WEINTRAUB: It’s up to him to factor all those things in which would be the easiest, which would be the most fun. Who would taste the best.

YACHTY: I would have to eat y’all? 

WEINTRAUB: Yeah. One of us. 

YACHTY: If I had to like to eat one of y’all Dap would probably taste the best. 

ASHOK “DAP” KONDABOLU: Because I’m a seasoned Indian man.

REINSTEIN: He’s spicy. Another thing you said in the episode is that you don’t believe in modern medicine, and that you think that everyone’s living too long and overcrowding the world. 

KONDABOLU: Has COVID changed your mind about modern medicine?

YACHTY: Medicine can’t treat COVID. It has to run its course through your blood cells. You’re gonna lose or you gonna win. Strong ones survive.

KONDABOLU: What does winning look like?

YACHTY:  Winning looks like me. 

REINSTEIN: Do you have any experience with Eastern medicine? Like with herbs and stuff like that?

YACHTY: Nah, that’s too close to vegetables. Yo guys, I’m calling it. I’m gonna have the biggest episode on the show. 

REINSTEIN: I think you might be right, but you haven’t seen the other ones. 

YACHTY: I haven’t, but I know I’m the funniest one out of everyone who was on there. 

KONDABOLU: Do you pride yourself on your sense of humor? 

YACHTY: Yeah. I’m hilarious.

WEINTRAUB: What if you don’t get the biggest show? You eat a leaf of my choosing?

YACHTY: Nah.

KONDABOLU: How long have you known that you were an entertaining boy?

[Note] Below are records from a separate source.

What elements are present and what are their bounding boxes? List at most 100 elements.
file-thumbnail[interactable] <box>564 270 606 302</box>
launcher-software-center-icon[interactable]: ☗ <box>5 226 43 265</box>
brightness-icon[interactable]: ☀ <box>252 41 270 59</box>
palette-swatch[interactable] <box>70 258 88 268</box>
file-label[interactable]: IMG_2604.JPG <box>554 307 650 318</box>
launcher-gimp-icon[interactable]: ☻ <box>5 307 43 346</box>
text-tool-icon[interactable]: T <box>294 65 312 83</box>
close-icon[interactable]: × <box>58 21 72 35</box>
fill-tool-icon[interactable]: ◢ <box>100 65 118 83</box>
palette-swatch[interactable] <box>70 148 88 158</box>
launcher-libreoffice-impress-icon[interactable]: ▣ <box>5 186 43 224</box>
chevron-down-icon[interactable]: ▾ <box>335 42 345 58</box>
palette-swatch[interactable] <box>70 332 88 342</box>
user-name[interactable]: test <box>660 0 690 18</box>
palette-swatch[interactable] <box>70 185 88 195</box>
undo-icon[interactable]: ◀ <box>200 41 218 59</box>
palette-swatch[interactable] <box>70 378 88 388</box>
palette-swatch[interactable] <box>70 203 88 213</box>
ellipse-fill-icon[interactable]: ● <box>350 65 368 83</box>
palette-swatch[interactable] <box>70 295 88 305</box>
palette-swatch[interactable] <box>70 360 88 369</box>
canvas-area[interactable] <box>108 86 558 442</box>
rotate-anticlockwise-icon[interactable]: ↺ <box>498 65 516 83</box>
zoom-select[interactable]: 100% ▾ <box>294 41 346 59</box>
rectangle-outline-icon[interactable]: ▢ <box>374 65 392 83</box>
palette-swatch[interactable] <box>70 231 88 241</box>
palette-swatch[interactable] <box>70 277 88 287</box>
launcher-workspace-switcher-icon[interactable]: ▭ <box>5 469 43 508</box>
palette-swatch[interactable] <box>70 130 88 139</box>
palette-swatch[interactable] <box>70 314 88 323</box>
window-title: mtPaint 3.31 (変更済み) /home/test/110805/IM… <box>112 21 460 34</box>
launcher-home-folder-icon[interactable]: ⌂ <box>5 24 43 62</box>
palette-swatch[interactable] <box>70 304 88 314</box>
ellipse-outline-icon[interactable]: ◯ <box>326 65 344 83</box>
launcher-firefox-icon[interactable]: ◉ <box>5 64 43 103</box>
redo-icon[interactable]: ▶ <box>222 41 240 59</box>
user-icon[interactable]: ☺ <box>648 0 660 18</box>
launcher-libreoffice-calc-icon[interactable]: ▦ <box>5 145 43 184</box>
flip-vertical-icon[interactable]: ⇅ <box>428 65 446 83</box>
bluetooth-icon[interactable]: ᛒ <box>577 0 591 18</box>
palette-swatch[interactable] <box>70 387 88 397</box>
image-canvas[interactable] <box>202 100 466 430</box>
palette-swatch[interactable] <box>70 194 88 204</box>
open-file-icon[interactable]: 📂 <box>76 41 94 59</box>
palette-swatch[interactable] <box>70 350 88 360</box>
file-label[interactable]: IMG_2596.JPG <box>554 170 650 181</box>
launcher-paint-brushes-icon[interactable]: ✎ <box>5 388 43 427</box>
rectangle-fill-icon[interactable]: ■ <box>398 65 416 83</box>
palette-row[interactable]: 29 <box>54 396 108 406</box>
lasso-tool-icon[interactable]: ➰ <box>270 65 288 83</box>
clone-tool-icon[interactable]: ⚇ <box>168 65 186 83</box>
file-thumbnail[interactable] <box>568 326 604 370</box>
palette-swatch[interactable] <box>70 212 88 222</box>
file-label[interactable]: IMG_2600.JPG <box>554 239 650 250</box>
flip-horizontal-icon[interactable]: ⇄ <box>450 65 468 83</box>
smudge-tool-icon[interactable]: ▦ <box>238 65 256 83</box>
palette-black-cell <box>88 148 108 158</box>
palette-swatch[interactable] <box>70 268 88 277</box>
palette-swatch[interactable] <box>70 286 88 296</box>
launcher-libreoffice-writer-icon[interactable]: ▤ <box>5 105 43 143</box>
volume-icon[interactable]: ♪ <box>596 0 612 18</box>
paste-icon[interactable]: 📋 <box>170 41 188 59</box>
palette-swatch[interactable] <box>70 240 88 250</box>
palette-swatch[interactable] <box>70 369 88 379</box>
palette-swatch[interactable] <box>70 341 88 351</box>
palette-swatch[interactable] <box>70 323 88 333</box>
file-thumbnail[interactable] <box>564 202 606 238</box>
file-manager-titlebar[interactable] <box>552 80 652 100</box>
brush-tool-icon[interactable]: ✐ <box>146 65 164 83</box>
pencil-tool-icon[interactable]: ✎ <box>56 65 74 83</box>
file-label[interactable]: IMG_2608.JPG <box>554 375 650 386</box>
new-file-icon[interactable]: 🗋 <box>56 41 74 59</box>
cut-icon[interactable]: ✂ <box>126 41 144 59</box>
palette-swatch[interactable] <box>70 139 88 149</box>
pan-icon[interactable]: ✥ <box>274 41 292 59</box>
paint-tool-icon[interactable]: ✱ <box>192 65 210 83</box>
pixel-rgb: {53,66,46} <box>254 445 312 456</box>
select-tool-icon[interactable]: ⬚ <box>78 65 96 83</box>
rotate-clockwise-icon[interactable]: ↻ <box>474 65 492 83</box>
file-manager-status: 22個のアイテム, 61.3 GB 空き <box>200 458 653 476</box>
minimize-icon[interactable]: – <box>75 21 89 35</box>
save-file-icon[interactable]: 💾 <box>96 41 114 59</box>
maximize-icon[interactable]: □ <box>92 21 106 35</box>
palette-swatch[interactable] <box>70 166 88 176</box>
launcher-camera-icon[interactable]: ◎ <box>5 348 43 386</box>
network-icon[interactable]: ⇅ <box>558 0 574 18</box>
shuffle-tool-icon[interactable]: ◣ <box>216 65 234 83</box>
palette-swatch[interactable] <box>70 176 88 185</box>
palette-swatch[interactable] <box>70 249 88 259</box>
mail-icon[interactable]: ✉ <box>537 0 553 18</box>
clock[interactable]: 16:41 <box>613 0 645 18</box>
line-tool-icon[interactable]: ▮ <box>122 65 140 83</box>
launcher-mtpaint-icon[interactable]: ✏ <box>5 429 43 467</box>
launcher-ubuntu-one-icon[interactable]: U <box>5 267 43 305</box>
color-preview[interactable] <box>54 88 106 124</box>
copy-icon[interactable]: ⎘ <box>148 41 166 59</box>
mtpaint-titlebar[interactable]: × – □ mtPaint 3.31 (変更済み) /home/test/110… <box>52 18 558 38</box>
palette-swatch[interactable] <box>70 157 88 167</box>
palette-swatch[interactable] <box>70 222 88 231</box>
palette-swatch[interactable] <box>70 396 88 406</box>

YACHTY: I found out I was really entertaining when I started doing music, and when I started doing interviews. I’m the same person I’ve always been. But then I started seeing how un-entertaining other artists are… 

REINSTEIN: A lot of famous people don’t have a personality. It has become our job to extract personality from famous people. And sometimes it’s very challenging, but with you it’s easy.

WEINTRAUB: Yeah, you’re not a challenge in that regard.

REINSTEIN: It’s just hard to get you to eat vegetables.

YACHTY: Yeah. Or fruit. 

REINSTEIN: Do you have a lot of prior experience in the great outdoors? Or was that all new for you? 

YACHTY: I went camping one time with my dad when I was like 8 years old. I said I would never go back again.

REINSTEIN: Did you feel comfortable being in the wilderness with us? 

YACHTY: Absolutely not, but we didn’t have to stay overnight.

WEINTRAUB: Are you still upset about us clowning you for liking Pink Floyd?

YACHTY: Pink Floyd is the best band of all time. I know y’all know. 

KONDABOLU: They’re an acceptable band. There are worse bands than Pink Floyd. 

WEINTRAUB: I  don’t like them at all. 

REINSTEIN: Do you think you think people from New York are as good at being in the great outdoors as people from Atlanta? Or better?

YACHTY: I wouldn’t say Atlanta but people in Georgia are better. People in New York don’t fuck with people in Georgia when it comes to survival skills. 

WEINTRAUB: You guys are more hick-y. You guys are hick-y-dickies. You know what it is to survive.